A young lady called to-day from Baltimore, sent by her father, H. Pollock, Esq., to convey to the Government information as to the state of affairs in the Plug-ugly city. She was very pretty and southern in features and voice, and wonderfully plucky and earnest in the enunciation of her devotion to the Stars and Stripes. She stated that the mails had been stopped at the Baltimore Post-office — arms expected from Virginia — Fort McHenry to be attacked tonight — the scared Commanders here thoroughly traitorous, and other things. I met her again this afternoon and talked three hours. Her quiet courage and dauntless patriotism brought back to me the times of De Montfort and Queen Eleanor, and the girl of Dom Remy. I gained a new idea of the possibilities of true, brave hearts being nourished in Republics. Just as she stepped into her carriage, her friend called her “Lilie,” and I knew her name. She seemed so heart whole in her calm devotion to the Union that flirtation died in her presence and better thoughts than politicians often know, stole through the mind of one who listened to the novelty of an American woman, earnest, intelligent, patriotic and pretty.

This afternoon the Pocahontas and the Anacostia came peacefully back from their cruise and folded their wings in the harbor. The Pocahontas has done her duty at Norfolk and is welcome to our bay, with its traitor-haunted shores. She reports no batteries at the White House Point, and makes no record of any hostile demonstration from the banks of Alexandria. The very fact of the Pocahontas coming so quietly in, is a good one.

A telegram intercepted on its way to Baltimore states that our Yankees and New Yorkers have landed at Annapolis.
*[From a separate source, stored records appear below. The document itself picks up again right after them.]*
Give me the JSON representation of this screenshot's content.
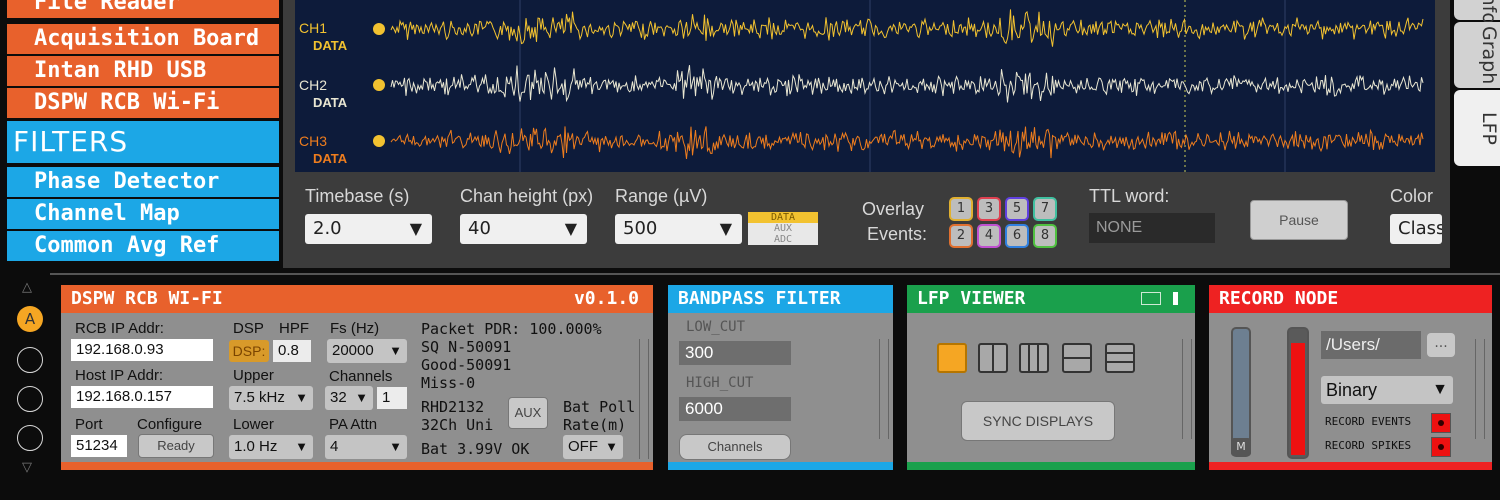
{
  "processor_list": {
    "sources": [
      "File Reader",
      "Acquisition Board",
      "Intan RHD USB",
      "DSPW RCB Wi-Fi"
    ],
    "filters_header": "FILTERS",
    "filters": [
      "Phase Detector",
      "Channel Map",
      "Common Avg Ref"
    ]
  },
  "lfp": {
    "channels": [
      {
        "name": "CH1",
        "tag": "DATA",
        "color": "#f2c230"
      },
      {
        "name": "CH2",
        "tag": "DATA",
        "color": "#e8e6d2"
      },
      {
        "name": "CH3",
        "tag": "DATA",
        "color": "#ee7d1e"
      }
    ],
    "options": {
      "timebase_label": "Timebase (s)",
      "timebase_value": "2.0",
      "chan_height_label": "Chan height (px)",
      "chan_height_value": "40",
      "range_label": "Range (µV)",
      "range_value": "500",
      "type_tags": [
        "DATA",
        "AUX",
        "ADC"
      ],
      "overlay_label": "Overlay",
      "events_label": "Events:",
      "event_buttons": [
        "1",
        "3",
        "5",
        "7",
        "2",
        "4",
        "6",
        "8"
      ],
      "ttl_label": "TTL word:",
      "ttl_value": "NONE",
      "pause_label": "Pause",
      "color_label": "Color",
      "color_value": "Class"
    },
    "side_tabs": [
      "Info",
      "Graph",
      "LFP"
    ]
  },
  "editors": {
    "dspw": {
      "title": "DSPW RCB WI-FI",
      "version": "v0.1.0",
      "color": "#e8612c",
      "rcb_ip_label": "RCB IP Addr:",
      "rcb_ip_value": "192.168.0.93",
      "host_ip_label": "Host IP Addr:",
      "host_ip_value": "192.168.0.157",
      "port_label": "Port",
      "port_value": "51234",
      "configure_label": "Configure",
      "ready_label": "Ready",
      "dsp_label": "DSP",
      "hpf_label": "HPF",
      "dsp_btn": "DSP:",
      "hpf_value": "0.8",
      "upper_label": "Upper",
      "upper_value": "7.5 kHz",
      "lower_label": "Lower",
      "lower_value": "1.0 Hz",
      "fs_label": "Fs (Hz)",
      "fs_value": "20000",
      "channels_label": "Channels",
      "channels_value": "32",
      "channels_step": "1",
      "pa_label": "PA Attn",
      "pa_value": "4",
      "status": [
        "Packet PDR: 100.000%",
        "SQ N-50091",
        "Good-50091",
        "Miss-0"
      ],
      "chip": [
        "RHD2132",
        "32Ch Uni"
      ],
      "aux_btn": "AUX",
      "bat_poll_label": [
        "Bat Poll",
        "Rate(m)"
      ],
      "bat_poll_value": "OFF",
      "battery": "Bat 3.99V OK"
    },
    "bandpass": {
      "title": "BANDPASS FILTER",
      "color": "#1ca7e6",
      "low_label": "LOW_CUT",
      "low_value": "300",
      "high_label": "HIGH_CUT",
      "high_value": "6000",
      "channels_btn": "Channels"
    },
    "lfpviewer": {
      "title": "LFP VIEWER",
      "color": "#1aa04c",
      "sync_btn": "SYNC DISPLAYS"
    },
    "record": {
      "title": "RECORD NODE",
      "color": "#ee2222",
      "path": "/Users/",
      "browse": "...",
      "format": "Binary",
      "record_events": "RECORD EVENTS",
      "record_spikes": "RECORD SPIKES",
      "m_label": "M"
    }
  },
  "signal_chain": {
    "active_label": "A"
  }
}
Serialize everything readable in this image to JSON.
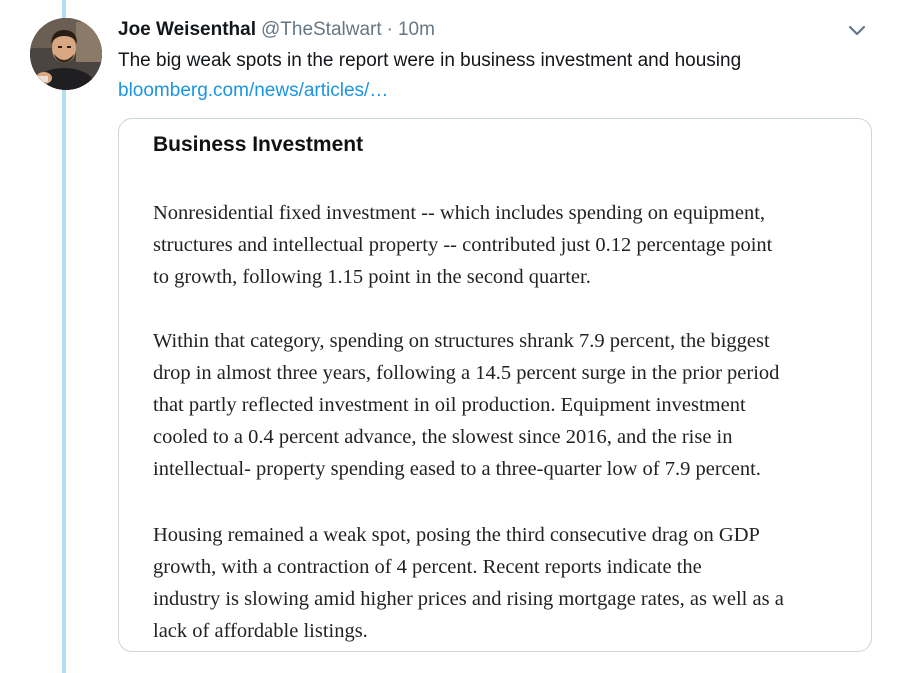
{
  "tweet": {
    "author": {
      "display_name": "Joe Weisenthal",
      "handle": "@TheStalwart",
      "avatar_icon": "user-avatar-photo"
    },
    "separator": "·",
    "time": "10m",
    "menu_icon": "chevron-down-icon",
    "text": "The big weak spots in the report were in business investment and housing",
    "link": "bloomberg.com/news/articles/…",
    "thread_line_color": "#b3ddf5",
    "link_color": "#1b95e0"
  },
  "card": {
    "heading": "Business Investment",
    "paragraphs": [
      {
        "lines": [
          "Nonresidential fixed investment -- which includes spending on equipment,",
          "structures and intellectual property -- contributed just 0.12 percentage point",
          "to growth, following 1.15 point in the second quarter."
        ]
      },
      {
        "lines": [
          "Within that category, spending on structures shrank 7.9 percent, the biggest",
          "drop in almost three years, following a 14.5 percent surge in the prior period",
          "that partly reflected investment in oil production. Equipment investment",
          "cooled to a 0.4 percent advance, the slowest since 2016, and the rise in",
          "intellectual- property spending eased to a three-quarter low of 7.9 percent."
        ]
      },
      {
        "lines": [
          "Housing remained a weak spot, posing the third consecutive drag on GDP",
          "growth, with a contraction of 4 percent. Recent reports indicate the",
          "industry is slowing amid higher prices and rising mortgage rates, as well as a",
          "lack of affordable listings."
        ]
      }
    ]
  }
}
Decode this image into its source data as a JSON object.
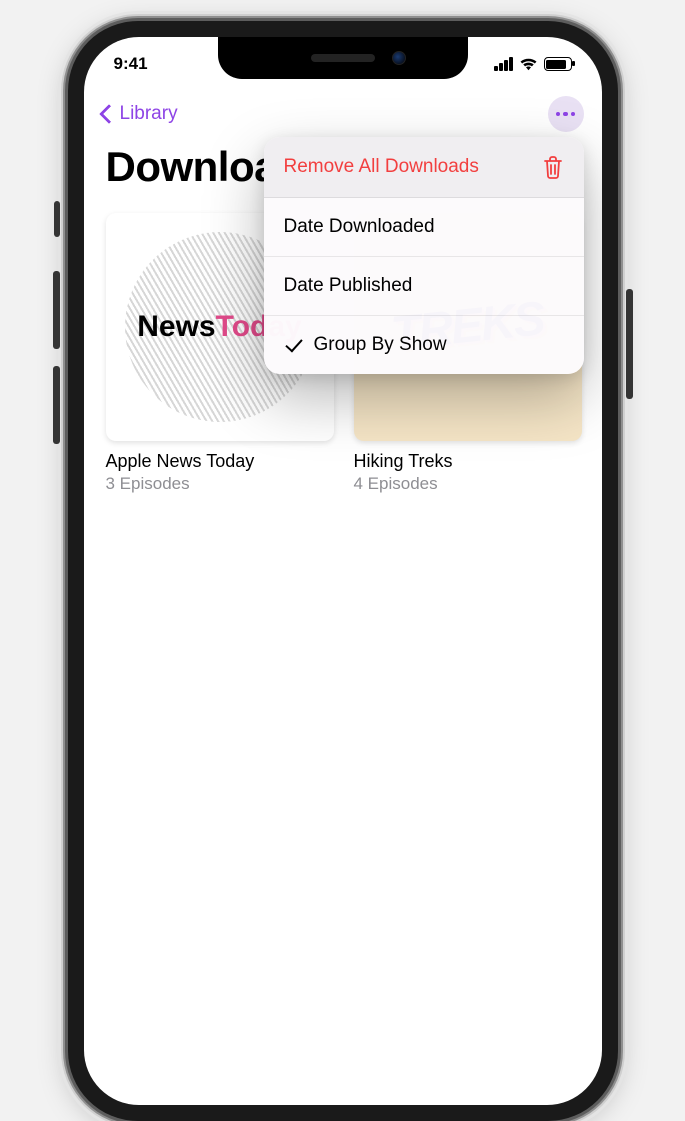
{
  "statusbar": {
    "time": "9:41"
  },
  "nav": {
    "back_label": "Library"
  },
  "page_title": "Downloaded",
  "menu": {
    "remove_all": "Remove All Downloads",
    "date_downloaded": "Date Downloaded",
    "date_published": "Date Published",
    "group_by_show": "Group By Show"
  },
  "shows": [
    {
      "title": "Apple News Today",
      "subtitle": "3 Episodes",
      "art_label_a": "News",
      "art_label_b": "Today"
    },
    {
      "title": "Hiking Treks",
      "subtitle": "4 Episodes",
      "art_label": "TREKS"
    }
  ]
}
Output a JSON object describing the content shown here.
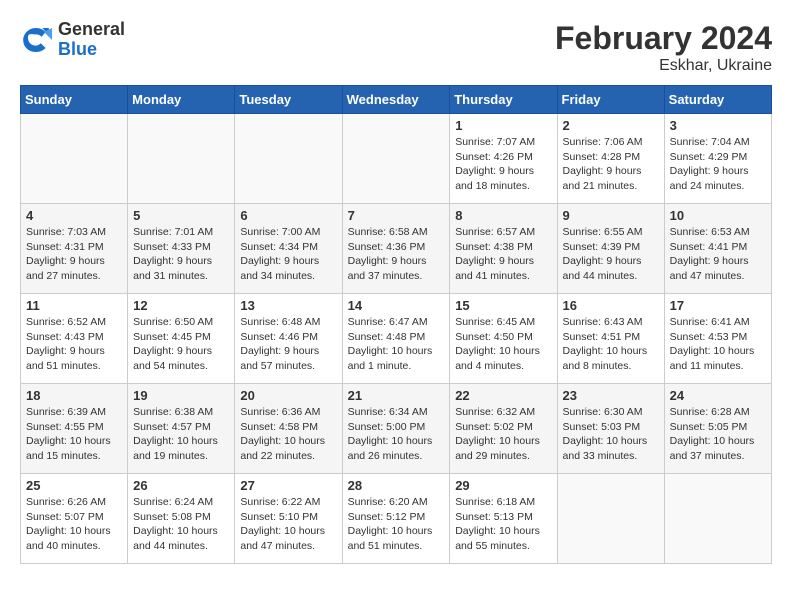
{
  "header": {
    "logo_general": "General",
    "logo_blue": "Blue",
    "title": "February 2024",
    "subtitle": "Eskhar, Ukraine"
  },
  "weekdays": [
    "Sunday",
    "Monday",
    "Tuesday",
    "Wednesday",
    "Thursday",
    "Friday",
    "Saturday"
  ],
  "weeks": [
    [
      {
        "day": "",
        "info": ""
      },
      {
        "day": "",
        "info": ""
      },
      {
        "day": "",
        "info": ""
      },
      {
        "day": "",
        "info": ""
      },
      {
        "day": "1",
        "info": "Sunrise: 7:07 AM\nSunset: 4:26 PM\nDaylight: 9 hours\nand 18 minutes."
      },
      {
        "day": "2",
        "info": "Sunrise: 7:06 AM\nSunset: 4:28 PM\nDaylight: 9 hours\nand 21 minutes."
      },
      {
        "day": "3",
        "info": "Sunrise: 7:04 AM\nSunset: 4:29 PM\nDaylight: 9 hours\nand 24 minutes."
      }
    ],
    [
      {
        "day": "4",
        "info": "Sunrise: 7:03 AM\nSunset: 4:31 PM\nDaylight: 9 hours\nand 27 minutes."
      },
      {
        "day": "5",
        "info": "Sunrise: 7:01 AM\nSunset: 4:33 PM\nDaylight: 9 hours\nand 31 minutes."
      },
      {
        "day": "6",
        "info": "Sunrise: 7:00 AM\nSunset: 4:34 PM\nDaylight: 9 hours\nand 34 minutes."
      },
      {
        "day": "7",
        "info": "Sunrise: 6:58 AM\nSunset: 4:36 PM\nDaylight: 9 hours\nand 37 minutes."
      },
      {
        "day": "8",
        "info": "Sunrise: 6:57 AM\nSunset: 4:38 PM\nDaylight: 9 hours\nand 41 minutes."
      },
      {
        "day": "9",
        "info": "Sunrise: 6:55 AM\nSunset: 4:39 PM\nDaylight: 9 hours\nand 44 minutes."
      },
      {
        "day": "10",
        "info": "Sunrise: 6:53 AM\nSunset: 4:41 PM\nDaylight: 9 hours\nand 47 minutes."
      }
    ],
    [
      {
        "day": "11",
        "info": "Sunrise: 6:52 AM\nSunset: 4:43 PM\nDaylight: 9 hours\nand 51 minutes."
      },
      {
        "day": "12",
        "info": "Sunrise: 6:50 AM\nSunset: 4:45 PM\nDaylight: 9 hours\nand 54 minutes."
      },
      {
        "day": "13",
        "info": "Sunrise: 6:48 AM\nSunset: 4:46 PM\nDaylight: 9 hours\nand 57 minutes."
      },
      {
        "day": "14",
        "info": "Sunrise: 6:47 AM\nSunset: 4:48 PM\nDaylight: 10 hours\nand 1 minute."
      },
      {
        "day": "15",
        "info": "Sunrise: 6:45 AM\nSunset: 4:50 PM\nDaylight: 10 hours\nand 4 minutes."
      },
      {
        "day": "16",
        "info": "Sunrise: 6:43 AM\nSunset: 4:51 PM\nDaylight: 10 hours\nand 8 minutes."
      },
      {
        "day": "17",
        "info": "Sunrise: 6:41 AM\nSunset: 4:53 PM\nDaylight: 10 hours\nand 11 minutes."
      }
    ],
    [
      {
        "day": "18",
        "info": "Sunrise: 6:39 AM\nSunset: 4:55 PM\nDaylight: 10 hours\nand 15 minutes."
      },
      {
        "day": "19",
        "info": "Sunrise: 6:38 AM\nSunset: 4:57 PM\nDaylight: 10 hours\nand 19 minutes."
      },
      {
        "day": "20",
        "info": "Sunrise: 6:36 AM\nSunset: 4:58 PM\nDaylight: 10 hours\nand 22 minutes."
      },
      {
        "day": "21",
        "info": "Sunrise: 6:34 AM\nSunset: 5:00 PM\nDaylight: 10 hours\nand 26 minutes."
      },
      {
        "day": "22",
        "info": "Sunrise: 6:32 AM\nSunset: 5:02 PM\nDaylight: 10 hours\nand 29 minutes."
      },
      {
        "day": "23",
        "info": "Sunrise: 6:30 AM\nSunset: 5:03 PM\nDaylight: 10 hours\nand 33 minutes."
      },
      {
        "day": "24",
        "info": "Sunrise: 6:28 AM\nSunset: 5:05 PM\nDaylight: 10 hours\nand 37 minutes."
      }
    ],
    [
      {
        "day": "25",
        "info": "Sunrise: 6:26 AM\nSunset: 5:07 PM\nDaylight: 10 hours\nand 40 minutes."
      },
      {
        "day": "26",
        "info": "Sunrise: 6:24 AM\nSunset: 5:08 PM\nDaylight: 10 hours\nand 44 minutes."
      },
      {
        "day": "27",
        "info": "Sunrise: 6:22 AM\nSunset: 5:10 PM\nDaylight: 10 hours\nand 47 minutes."
      },
      {
        "day": "28",
        "info": "Sunrise: 6:20 AM\nSunset: 5:12 PM\nDaylight: 10 hours\nand 51 minutes."
      },
      {
        "day": "29",
        "info": "Sunrise: 6:18 AM\nSunset: 5:13 PM\nDaylight: 10 hours\nand 55 minutes."
      },
      {
        "day": "",
        "info": ""
      },
      {
        "day": "",
        "info": ""
      }
    ]
  ]
}
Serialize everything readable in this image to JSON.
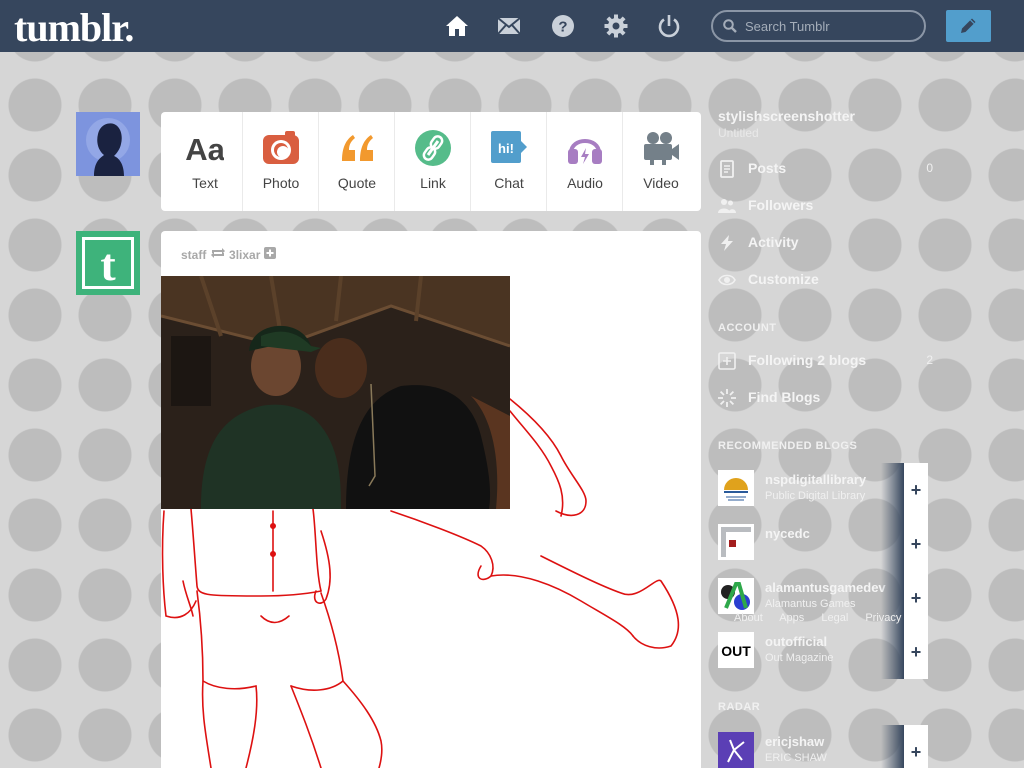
{
  "header": {
    "logo": "tumblr.",
    "search_placeholder": "Search Tumblr",
    "nav": [
      "home-icon",
      "mail-icon",
      "help-icon",
      "settings-icon",
      "power-icon"
    ]
  },
  "post_types": [
    {
      "label": "Text",
      "icon": "text-icon",
      "glyph": "Aa",
      "color": "#444444"
    },
    {
      "label": "Photo",
      "icon": "camera-icon",
      "color": "#d95e40"
    },
    {
      "label": "Quote",
      "icon": "quote-icon",
      "glyph": "“",
      "color": "#f2992e"
    },
    {
      "label": "Link",
      "icon": "link-icon",
      "color": "#56bc8a"
    },
    {
      "label": "Chat",
      "icon": "chat-icon",
      "glyph": "hi!",
      "color": "#529ecc"
    },
    {
      "label": "Audio",
      "icon": "headphones-icon",
      "color": "#a77dc2"
    },
    {
      "label": "Video",
      "icon": "video-camera-icon",
      "color": "#748089"
    }
  ],
  "post": {
    "author": "staff",
    "reblogged_from": "3lixar"
  },
  "sidebar": {
    "blog_name": "stylishscreenshotter",
    "blog_subtitle": "Untitled",
    "items": [
      {
        "label": "Posts",
        "icon": "posts-icon",
        "count": "0"
      },
      {
        "label": "Followers",
        "icon": "followers-icon",
        "count": ""
      },
      {
        "label": "Activity",
        "icon": "activity-icon",
        "count": ""
      },
      {
        "label": "Customize",
        "icon": "eye-icon",
        "count": ""
      }
    ],
    "account_heading": "ACCOUNT",
    "account_items": [
      {
        "label": "Following 2 blogs",
        "icon": "following-icon",
        "count": "2"
      },
      {
        "label": "Find Blogs",
        "icon": "find-blogs-icon",
        "count": ""
      }
    ],
    "recommended_heading": "RECOMMENDED BLOGS",
    "recommended": [
      {
        "name": "nspdigitallibrary",
        "sub": "Public Digital Library"
      },
      {
        "name": "nycedc",
        "sub": ""
      },
      {
        "name": "alamantusgamedev",
        "sub": "Alamantus Games"
      },
      {
        "name": "outofficial",
        "sub": "Out Magazine"
      }
    ],
    "footer_links": [
      "About",
      "Apps",
      "Legal",
      "Privacy"
    ],
    "radar_heading": "RADAR",
    "radar": {
      "name": "ericjshaw",
      "sub": "ERIC SHAW"
    }
  }
}
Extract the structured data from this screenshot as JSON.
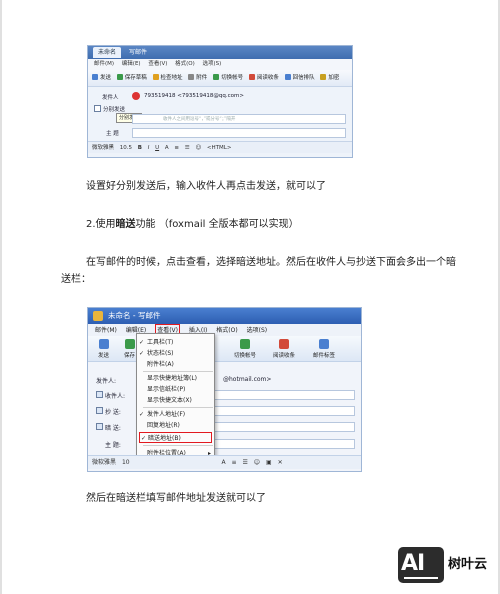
{
  "screenshot1": {
    "tabs": [
      "未命名",
      "写邮件"
    ],
    "menu": [
      "邮件(M)",
      "编辑(E)",
      "查看(V)",
      "格式(O)",
      "选项(S)"
    ],
    "toolbar": [
      "发送",
      "保存草稿",
      "检查地址",
      "附件",
      "切换帐号",
      "阅读收条",
      "回信排队",
      "加密"
    ],
    "from_label": "发件人",
    "from_value": "793519418 <793519418@qq.com>",
    "recipient_label": "分别发送",
    "tooltip": "分别发送",
    "recipient_hint": "收件人之间用逗号“，”或分号“；”隔开",
    "subject_label": "主 题",
    "format_font": "微软雅黑",
    "format_size": "10.5",
    "format_mode": "<HTML>"
  },
  "paragraphs": {
    "p1": "设置好分别发送后，输入收件人再点击发送，就可以了",
    "p2_prefix": "2.使用",
    "p2_bold": "暗送",
    "p2_suffix": "功能 （foxmail 全版本都可以实现）",
    "p3_line1": "在写邮件的时候，点击查看，选择暗送地址。然后在收件人与抄送下面会多出一个暗",
    "p3_line2": "送栏：",
    "p4": "然后在暗送栏填写邮件地址发送就可以了"
  },
  "screenshot2": {
    "title": "未命名 - 写邮件",
    "menu": [
      "邮件(M)",
      "编辑(E)",
      "查看(V)",
      "插入(I)",
      "格式(O)",
      "选项(S)"
    ],
    "toolbar": [
      "发送",
      "保存",
      "切换帐号",
      "阅读收条",
      "邮件标签"
    ],
    "fields": [
      "发件人:",
      "收件人:",
      "抄 送:",
      "暗 送:",
      "主 题:"
    ],
    "from_value": "@hotmail.com>",
    "view_menu": {
      "items": [
        {
          "label": "工具栏(T)",
          "checked": true
        },
        {
          "label": "状态栏(S)",
          "checked": true
        },
        {
          "label": "附件栏(A)",
          "checked": false
        },
        {
          "label": "显示快捷地址簿(L)",
          "checked": false
        },
        {
          "label": "显示信纸栏(P)",
          "checked": false
        },
        {
          "label": "显示快捷文本(X)",
          "checked": false
        },
        {
          "label": "发件人地址(F)",
          "checked": true
        },
        {
          "label": "回复地址(R)",
          "checked": false
        },
        {
          "label": "暗送地址(B)",
          "checked": true
        },
        {
          "label": "附件栏位置(A)",
          "checked": false
        }
      ]
    },
    "format_font": "微软雅黑",
    "format_size": "10"
  },
  "logo": {
    "mark": "AI",
    "text": "树叶云"
  },
  "colors": {
    "highlight": "#e2191f",
    "titlebar": "#3f6db0"
  }
}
Weary and foot-sore but very welcome, they will probably greet us tomorrow.

. . . . It is amusing to drop in some evening at Clay’s Armory. The raw patriots lounge elegantly on the benches, drink coffee in the ante-room, change the boots of unconscious sleepers in the hall, scribble busily in editorial note-books, while the sentries snore at the doors, and the grizzled Captain talks politics on the raised platform, and dreams of border battle and the hot noons of Monterey.

It was melodramatic to see Cassius Clay come into the President's reception room to-day. He wore, with a sublimely unconscious air, three pistols and an Arkansas tooth pick, and looked like an admirable vignette to 25 cents worth of yellow-covered romance.

Housekeepers here are beginning to dread famine. Flour has made a sudden spring to $18 a barrel, and corn-meal rejoices in the respectable atmosphere of $2.50 a bushel. Willard is preparing for war, furling all sails for the storm. The dinner-table is lorn of cartes, and the tea-table reduced to the severe simplicity of pound-cake.